Do rombo do Banco Santos, a carteira praticamente perdida está em R$ 1,7 bilhão. Da carteira de crédito de R$ 700 milhões considerada recuperável pelo administrador judicial, R$ 386 milhões são de operações de reciprocidade em que o tomador aplicava parte dos recursos em debêntures. Vânio Aguiar tenta convencer os credores a aceitarem fazer um acordo com esses devedores para que eles paguem 100% do crédito que tomaram e efetivamente usaram e tenham um deságio de até 75% da parte que aplicaram nas debêntures. Mas os credores, por sua vez, principalmente os mais de 100 liderados pela KPMG e pelo escritório Lobo & Ibeas, querem que Aguiar passe informações mais precisas sobre esses descontos. Os advogados acreditam que deveria haver uma pressão para que a dívida fosse paga integralmente. "Quem tomou mais dinheiro do que precisava podia não saber o que, mas sabia que estava fazendo parte de alguma coisa", diz o advogado Luiz Eugênio Muller, do Lobo & Ibeas. A proposta era até mesmo de que esses devedores fossem denunciados por participar das fraudes.

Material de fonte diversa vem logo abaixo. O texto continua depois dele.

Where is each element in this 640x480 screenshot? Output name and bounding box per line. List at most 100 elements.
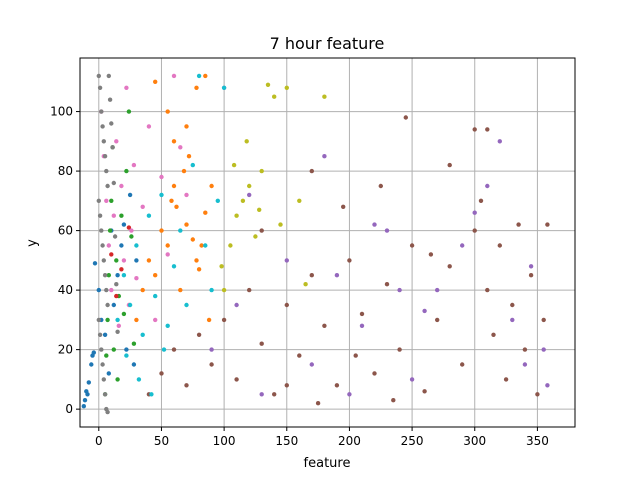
data-point-series-2 <box>107 228 113 233</box>
data-point-series-1 <box>171 183 177 189</box>
data-point-series-0 <box>85 392 90 397</box>
data-point-series-6 <box>111 213 117 218</box>
data-point-series-5 <box>472 228 477 233</box>
data-point-series-0 <box>119 243 124 248</box>
data-point-series-3 <box>126 225 132 230</box>
data-point-series-8 <box>257 207 262 212</box>
data-point-series-5 <box>491 332 496 337</box>
data-point-series-7 <box>96 198 102 203</box>
data-point-series-5 <box>460 362 465 367</box>
data-point-series-9 <box>153 293 158 299</box>
data-point-series-4 <box>309 362 314 367</box>
data-point-series-7 <box>97 85 103 91</box>
data-point-series-5 <box>497 243 502 248</box>
data-point-series-5 <box>359 311 365 317</box>
data-point-series-0 <box>91 350 97 355</box>
data-point-series-7 <box>104 168 109 174</box>
data-point-series-1 <box>203 210 208 215</box>
data-point-series-6 <box>140 204 145 209</box>
data-point-series-8 <box>322 94 327 99</box>
data-point-series-5 <box>372 371 377 376</box>
data-point-series-1 <box>181 168 187 174</box>
data-point-series-2 <box>114 258 119 263</box>
data-point-series-7 <box>102 392 108 397</box>
data-point-series-9 <box>115 317 120 323</box>
data-point-series-6 <box>124 85 129 91</box>
data-point-series-7 <box>109 121 114 126</box>
data-point-series-1 <box>159 228 164 233</box>
data-point-series-4 <box>359 323 365 328</box>
data-point-series-9 <box>161 347 167 352</box>
data-point-series-3 <box>114 293 119 299</box>
data-point-series-5 <box>510 302 515 308</box>
data-point-series-9 <box>121 273 127 278</box>
data-point-series-9 <box>178 228 183 233</box>
data-point-series-1 <box>184 222 189 227</box>
data-point-series-5 <box>272 392 277 397</box>
data-point-series-5 <box>384 282 390 287</box>
data-point-series-7 <box>105 409 110 415</box>
data-point-series-1 <box>178 287 183 293</box>
data-point-series-5 <box>503 377 509 382</box>
data-point-series-7 <box>99 347 104 352</box>
data-point-series-8 <box>265 82 271 88</box>
data-point-series-6 <box>114 139 119 144</box>
data-point-series-8 <box>219 264 224 269</box>
data-points <box>81 73 550 415</box>
data-point-series-7 <box>102 154 108 159</box>
data-point-series-4 <box>545 383 550 388</box>
data-point-series-8 <box>278 222 283 227</box>
x-tick-label: 300 <box>463 434 486 448</box>
data-point-series-1 <box>196 267 202 272</box>
data-point-series-4 <box>485 183 490 189</box>
data-point-series-5 <box>535 392 540 397</box>
data-point-series-5 <box>409 243 415 248</box>
data-point-series-8 <box>244 139 249 144</box>
data-point-series-1 <box>194 258 199 263</box>
data-point-series-4 <box>284 258 289 263</box>
data-point-series-9 <box>221 85 227 91</box>
data-point-series-5 <box>403 115 408 120</box>
data-point-series-1 <box>194 85 199 91</box>
grid-lines <box>80 58 575 427</box>
data-point-series-5 <box>209 362 214 367</box>
data-point-series-5 <box>428 252 434 257</box>
data-point-series-8 <box>272 94 277 99</box>
data-point-series-6 <box>116 323 122 328</box>
data-point-series-2 <box>106 273 112 278</box>
data-point-series-5 <box>378 183 383 189</box>
data-point-series-8 <box>303 282 308 287</box>
data-point-series-8 <box>297 198 302 203</box>
data-point-series-5 <box>528 273 534 278</box>
data-point-series-5 <box>334 383 340 388</box>
data-point-series-7 <box>96 317 102 323</box>
data-point-series-6 <box>153 317 158 323</box>
data-point-series-9 <box>209 287 214 293</box>
data-point-series-4 <box>322 154 327 159</box>
data-point-series-9 <box>140 332 145 337</box>
data-point-series-5 <box>485 127 490 132</box>
data-point-series-0 <box>82 398 88 403</box>
data-point-series-1 <box>153 273 158 278</box>
data-point-series-9 <box>146 213 152 218</box>
data-point-series-5 <box>221 317 227 323</box>
data-point-series-2 <box>121 311 127 317</box>
data-point-series-6 <box>121 258 127 263</box>
data-point-series-9 <box>203 243 208 248</box>
data-point-series-5 <box>259 341 264 346</box>
data-point-series-5 <box>447 264 452 269</box>
data-point-series-5 <box>341 204 346 209</box>
data-point-series-4 <box>541 347 546 352</box>
y-tick-label: 60 <box>58 224 73 238</box>
data-point-series-7 <box>114 282 119 287</box>
data-point-series-1 <box>165 243 170 248</box>
x-axis-label: feature <box>304 456 351 471</box>
y-tick-label: 20 <box>58 343 73 357</box>
data-point-series-0 <box>86 380 92 385</box>
data-point-series-7 <box>101 377 107 382</box>
data-point-series-4 <box>472 210 477 215</box>
data-point-series-5 <box>545 222 550 227</box>
data-point-series-0 <box>81 404 87 409</box>
data-point-series-6 <box>106 243 112 248</box>
data-point-series-9 <box>171 264 177 269</box>
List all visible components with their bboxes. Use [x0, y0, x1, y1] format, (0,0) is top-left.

Muitos desses empréstimos foram tomados por empresas que hoje não teriam condições de honrar os compromissos. Por outro lado, inúmeras fundações, empresas, fundos de investimentos e pessoas físicas já estão tendo que arcar com prejuízos de bilhões em suas carteiras. Pelos relatórios de Aguiar à Justiça paulista, que cuida da falência, se por um lado os devedores financiavam o esquema, por outro os próprios credores faziam sua parte injetando milhões no Banco Santos por meio de Certificados de Depósitos Bancários (CDBs). Com o habeas corpus, Edemar Cid Ferreira volta para a mansão do Morumbi, em que se acredita que tenha gasto cerca de R$ 150 milhões.